Advances in the calculation evaluation of adsorption via porous materials through artificial intelligence and computational fluid dynamics.

Local outlier coefficient (LOF)

LOF is a robust and effective algorithm for identifying outliers in a dataset. Outliers operate under the assumption that they are data points that deviate significantly from the local area. Using LOFs allows you to reveal and remove outliers from your dataset, improving overall data quality. Local density of data points $\:{x} _{i} $ Defined by LOF in the following ways^{twenty three}:

$$\:lof\left({x}_{i}\right)=\:\frac{{\sum\:}_{\forall\:{x}_{j}\in\left({x}_{i}\right)}\frac{d ensity}\left({x}_{i}\right)}{\text{density}\left({x}_{j}\right)}}}{\mid\:n\left({x}}_{i}\right)\mid\:}$$

here, $\:n \left({x}_{i}\right)$ Represents the neighborhood of a data point $\:{x} _{i} $and $\:\text {density} \left({x}_{i} \right)$\) Indicates the density of $\:{x} _{i} $. The LOF of a data point quantifies how its density is compared to the density of adjacent ones. A LOF value significantly greater than 1 suggests that the data point is an outlier^{twenty four}.

GPR (Gaussian process regression)

GPR stands out as a resilient, adaptive, non-parametric Bayesian technique employed in the field of regression analysis. Unlike traditional parametric regression methods, GPR does not make explicit assumptions about the functional form of the underlying data distribution. Instead, we model the data as a functional distribution, allowing for quantification of uncertainty and robust prediction¹⁹.

The predicted distribution of GPR is derived through Bayesian inference.

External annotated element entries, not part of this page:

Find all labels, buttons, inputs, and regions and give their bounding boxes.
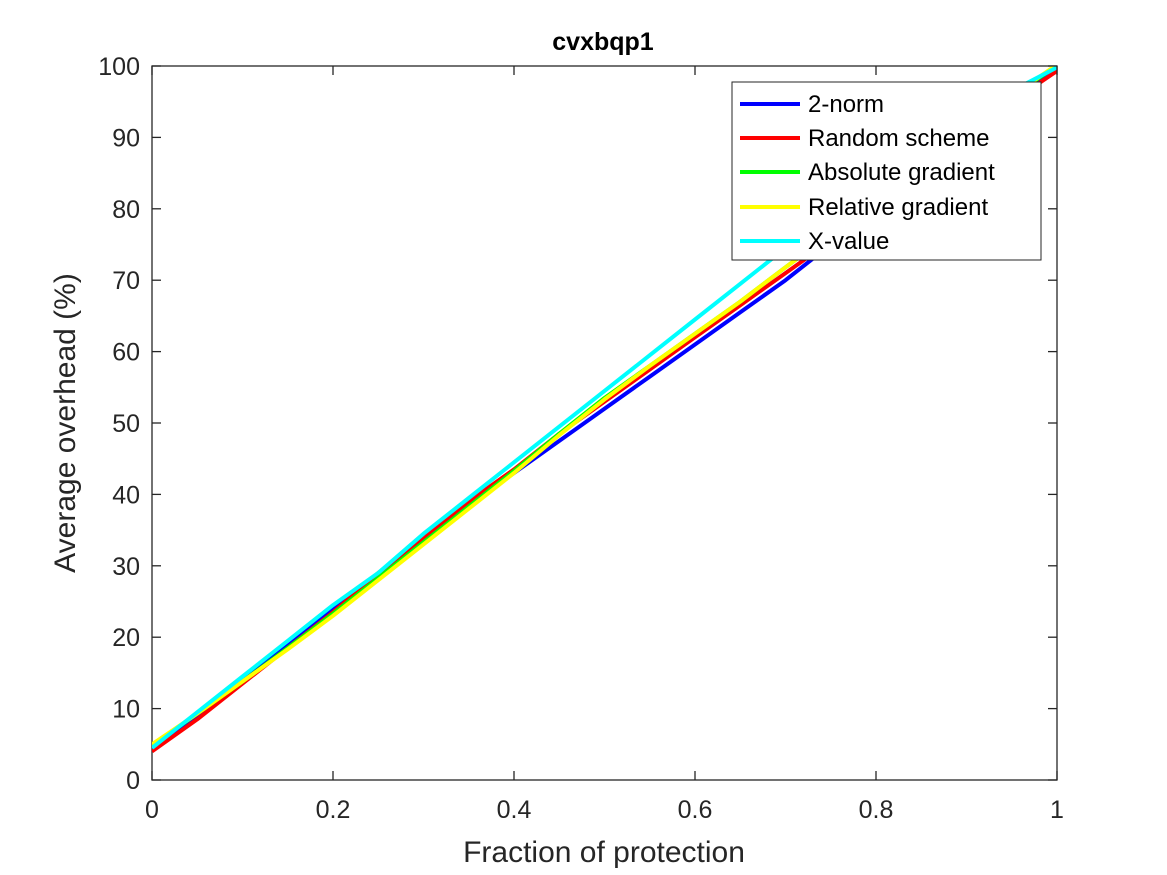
y-axis-label: Average overhead (%) <box>49 273 82 573</box>
legend-label: Absolute gradient <box>808 159 995 186</box>
x-tick-label: 0.2 <box>316 796 351 824</box>
x-axis-label: Fraction of protection <box>463 836 745 869</box>
legend-label: Relative gradient <box>808 194 988 221</box>
legend-label: 2-norm <box>808 91 884 118</box>
y-tick-label: 90 <box>112 124 140 152</box>
y-tick-label: 50 <box>112 410 140 438</box>
y-tick-label: 70 <box>112 267 140 295</box>
legend: 2-norm Random scheme Absolute gradient R… <box>731 81 1042 261</box>
x-tick-label: 0 <box>145 796 159 824</box>
y-tick-label: 80 <box>112 196 140 224</box>
y-tick-label: 40 <box>112 481 140 509</box>
y-tick-label: 100 <box>98 53 140 81</box>
chart-title: cvxbqp1 <box>552 28 654 56</box>
y-axis: 0 10 20 30 40 50 60 70 80 90 100 <box>98 53 1057 795</box>
x-tick-label: 0.6 <box>678 796 713 824</box>
x-tick-label: 0.4 <box>497 796 532 824</box>
y-tick-label: 20 <box>112 624 140 652</box>
y-tick-label: 60 <box>112 339 140 367</box>
legend-label: X-value <box>808 228 889 255</box>
x-tick-label: 1 <box>1050 796 1064 824</box>
y-tick-label: 0 <box>126 767 140 795</box>
legend-label: Random scheme <box>808 125 989 152</box>
x-tick-label: 0.8 <box>859 796 894 824</box>
y-tick-label: 10 <box>112 696 140 724</box>
x-axis: 0 0.2 0.4 0.6 0.8 1 <box>145 66 1064 824</box>
y-tick-label: 30 <box>112 553 140 581</box>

A set of observed data points is given (x, y)where x Input data and y Abbreviation for corresponding output data, and the goal is to predict a new input point $\:{x}^{*} $brings predictions $\:{y}^{*} $. Predicted or estimated distribution of variables $\:{y}^{\ text {*}} $ It is expressed as follows:^{twenty five}:

$$\:p\left({y}^{*} | x | x,y,{x}^{*} \right) = \mathcal {n} \left({{\upmu \:}}^{*}, {{\upsimma \:}}^{*} \right)

where $\:{\upmu \:}}^{*} $ Shows the average of the predicted distribution $\:{{\upsigma \:}}^{*} $ Represents the standard deviation. These quantities can be calculated as follows^{twenty five}:

$$\:{{\upmu \:}^{*} = {\upmu \:}\left({x}^{*}\right)+k\left({x}^{*}, x\right){\left[K\left(X,X\right)+{{\upsigma\:}}_{n}^{2}I\right]}^{ – 1} \ left(y – {\upmu \:} \ left(x \right)\right)$$

$$\:{{\upsigma \:}}^{*} = k \left({x}^{*}, {x}^{*}\right)-k \left({x}^{*}, x \right){\left[K\left(X,X\right)+{{\upsigma\:}}_{n}^{2}I\right]}^{ – 1} k \left(x, {x}^{*} \right)$$

In the above equation, k(x, x) Shows the covariance matrix associated with the training input. k(x*, x) Shows the covariance between the test and training inputs. $\:{\sigma \:} _ {n}^{2} $ Represents the dispersion of noise I Standing as an identity matrix.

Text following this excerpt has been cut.